Let me ask you another question - when I throw a ball at you your subconcious brain has to solve a differential equation to know how to use muscles to catch that ball.

Do you know how to catch a ball if you don't know the math but still can catch it?




> Yes - the system (you + the book) know Chinese.

Or the system knows how to translate from English to Chinese. Human language isn't simply about following translation rules, though. It's also about communication and expressing thought. Or participating in language games.

> Let me ask you another question - when I throw a ball at you your subconcious brain has to solve a differential equation to know how to use muscles to catch that ball.

Why suppose the neural network needs to solve differential equations? Is that the only way to learn to catch a ball?


> Why suppose the neural network needs to solve differential equations? Is that the only way to learn to catch a ball?

Yes. You need to decide where to put your hand, how to orient it, etc in reaction to the ball movement.

The answer is a solution to the differential equations, and you cannot consistently get a good answer to an equation if you don't solve it.

The solution probably isn't symbolic but numeric, but that hardly changes anything - you still need a lot of math to consciously solve such an equation numerically.

> Or the system knows how to translate from English to Chinese. Human language isn't simply about following translation rules, though. It's also about communication and expressing thought. Or participating in language games.

human doesn't get to decide what to do in Chinese room experiment - (s)he is just a dumb CPU that does table lookups in a huge book. Every possible response to a sequence of previous messages is already written in that book (so it must be quite big ;) ).

You could completely automate it, remove the human and nothing would change from the outside.


I don’t think because we can solve the problem with differential equations necessarily means that our subconscious mind is solving it in the same way. There’s certainly other possible explanations


Whatever it's doing it takes the same inputs and gets the same outputs, how else would you call it?

Do you agree at least that a xor gate is doing math?


> You could completely automate it, remove the human and nothing would change from the outside.

Right, but my point is that following a bunch of translation rules from one language to another is not the same thing as understanding a language. That's not what humans are doing when they use language.

> The solution probably isn't symbolic but numeric, but that hardly changes anything - you still need a lot of math to consciously solve such an equation numerically.
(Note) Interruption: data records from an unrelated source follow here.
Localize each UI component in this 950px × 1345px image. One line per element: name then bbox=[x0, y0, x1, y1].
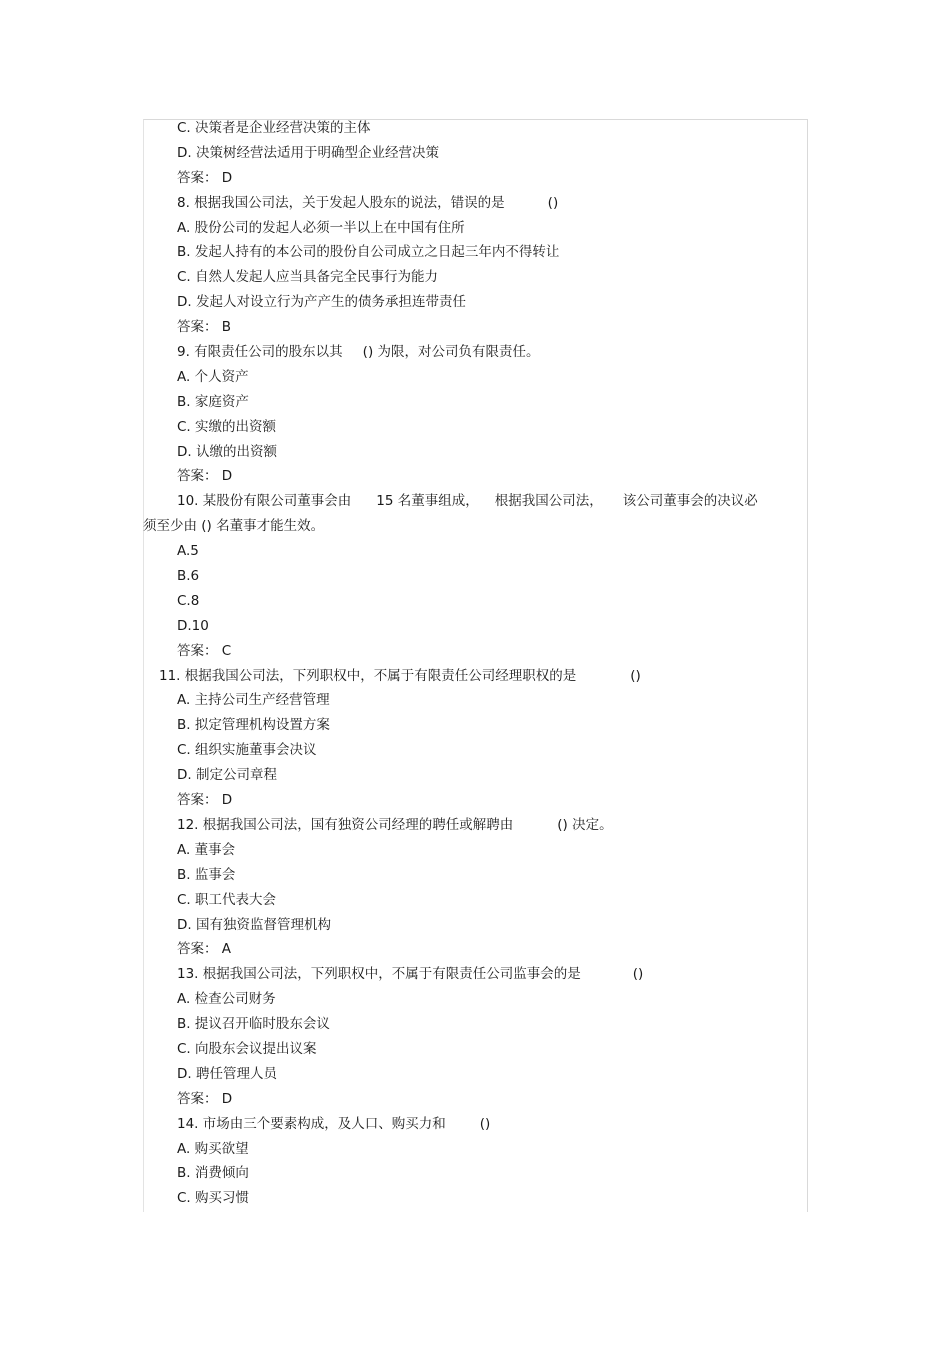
option-b-q9: B. 家庭资产 bbox=[177, 393, 249, 410]
question-13-text: 13. 根据我国公司法，下列职权中，不属于有限责任公司监事会的是 bbox=[177, 966, 581, 983]
question-11-blank: () bbox=[630, 667, 641, 684]
option-d-q12: D. 国有独资监督管理机构 bbox=[177, 916, 331, 933]
answer-q8: 答案： B bbox=[177, 319, 232, 336]
option-c-q9: C. 实缴的出资额 bbox=[177, 418, 277, 435]
question-10-part-a: 15 名董事组成， bbox=[376, 493, 479, 510]
question-12 bbox=[143, 813, 803, 838]
question-9 bbox=[143, 340, 803, 365]
question-13 bbox=[143, 962, 803, 987]
question-12-text: 12. 根据我国公司法，国有独资公司经理的聘任或解聘由 bbox=[177, 816, 514, 833]
option-c-q10: C.8 bbox=[177, 592, 200, 609]
question-12-tail: () 决定。 bbox=[557, 816, 613, 833]
option-d-q9: D. 认缴的出资额 bbox=[177, 443, 277, 460]
document-content bbox=[143, 116, 803, 1211]
option-a-q12: A. 董事会 bbox=[177, 841, 236, 858]
option-c-q7: C. 决策者是企业经营决策的主体 bbox=[177, 120, 371, 136]
question-13-blank: () bbox=[632, 966, 644, 983]
option-b-q14: B. 消费倾向 bbox=[177, 1165, 249, 1182]
option-d-q10: D.10 bbox=[177, 617, 209, 634]
answer-q12: 答案： A bbox=[177, 941, 232, 958]
answer-q7: 答案： D bbox=[177, 169, 233, 186]
question-9-tail: () 为限，对公司负有限责任。 bbox=[362, 344, 540, 361]
question-8-blank: () bbox=[547, 194, 559, 211]
option-a-q14: A. 购买欲望 bbox=[177, 1140, 249, 1157]
option-b-q11: B. 拟定管理机构设置方案 bbox=[177, 717, 330, 734]
answer-q13: 答案： D bbox=[177, 1090, 233, 1107]
option-d-q11: D. 制定公司章程 bbox=[177, 767, 277, 784]
question-10-part-b: 根据我国公司法， bbox=[494, 493, 603, 510]
option-c-q8: C. 自然人发起人应当具备完全民事行为能力 bbox=[177, 269, 439, 286]
option-d-q8: D. 发起人对设立行为产产生的债务承担连带责任 bbox=[177, 294, 466, 311]
option-a-q13: A. 检查公司财务 bbox=[177, 991, 276, 1008]
option-b-q12: B. 监事会 bbox=[177, 866, 236, 883]
option-b-q10: B.6 bbox=[177, 568, 200, 585]
option-a-q8: A. 股份公司的发起人必须一半以上在中国有住所 bbox=[177, 219, 465, 236]
question-10 bbox=[143, 489, 803, 514]
answer-q9: 答案： D bbox=[177, 468, 233, 485]
question-14 bbox=[143, 1112, 803, 1137]
question-10-text: 10. 某股份有限公司董事会由 bbox=[177, 493, 352, 510]
option-b-q8: B. 发起人持有的本公司的股份自公司成立之日起三年内不得转让 bbox=[177, 244, 560, 261]
question-9-text: 9. 有限责任公司的股东以其 bbox=[177, 344, 343, 361]
option-c-q14: C. 购买习惯 bbox=[177, 1190, 250, 1207]
answer-q10: 答案： C bbox=[177, 642, 232, 659]
question-8 bbox=[143, 191, 803, 216]
option-c-q12: C. 职工代表大会 bbox=[177, 891, 277, 908]
question-14-text: 14. 市场由三个要素构成，及人口、购买力和 bbox=[177, 1115, 446, 1132]
option-a-q9: A. 个人资产 bbox=[177, 368, 249, 385]
option-c-q13: C. 向股东会议提出议案 bbox=[177, 1040, 317, 1057]
question-10-continued: 须至少由 () 名董事才能生效。 bbox=[143, 518, 325, 535]
option-b-q13: B. 提议召开临时股东会议 bbox=[177, 1016, 330, 1033]
option-d-q13: D. 聘任管理人员 bbox=[177, 1065, 277, 1082]
option-a-q11: A. 主持公司生产经营管理 bbox=[177, 692, 330, 709]
option-d-q7: D. 决策树经营法适用于明确型企业经营决策 bbox=[177, 144, 439, 161]
question-11 bbox=[143, 664, 803, 689]
question-11-text: 11. 根据我国公司法，下列职权中，不属于有限责任公司经理职权的是 bbox=[159, 667, 577, 684]
option-c-q11: C. 组织实施董事会决议 bbox=[177, 742, 317, 759]
question-10-part-c: 该公司董事会的决议必 bbox=[622, 493, 758, 510]
option-a-q10: A.5 bbox=[177, 543, 199, 560]
question-8-text: 8. 根据我国公司法，关于发起人股东的说法，错误的是 bbox=[177, 194, 505, 211]
answer-q11: 答案： D bbox=[177, 792, 233, 809]
question-14-blank: () bbox=[479, 1115, 491, 1132]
This is assuming the brain is doing math. Even deeper than that, it's assuming that math is something more than a specialized human language. That math exists in nature to be harnessed by neurons.


The Chinese room isn't doing translation, I don't understand why you bring it up. It takes input in Chinese and responds in Chinese.

Also the Chinese room would express emotions, do word games etc, whatever's appropriate in the context. The people doing the lookups wouldn't know that they are writing a joke, but who cares about them?

> This is assuming the brain is doing math.

Well of course brain is doing math, see: 234-123=111 - this is math, my brain did this.

> Even deeper than that, it's assuming that math is something more than a specialized human language

If neurons arriving at solutions to math problems consciously is math, then why neurons arriving at these same solutions subconsciously isn't?


>Do you know how to catch a ball if you don't know the math but still can catch it?

I posited this years ago and the conclusion is what we call "math" is the linguistic expression of what is already intuitive to us.

The other example I used was a mother cat will seek out a stray kitten...but how can she possibly count & keep track of the number of kittens she should have? The answers are at once obvious but deceptively difficult to put into words.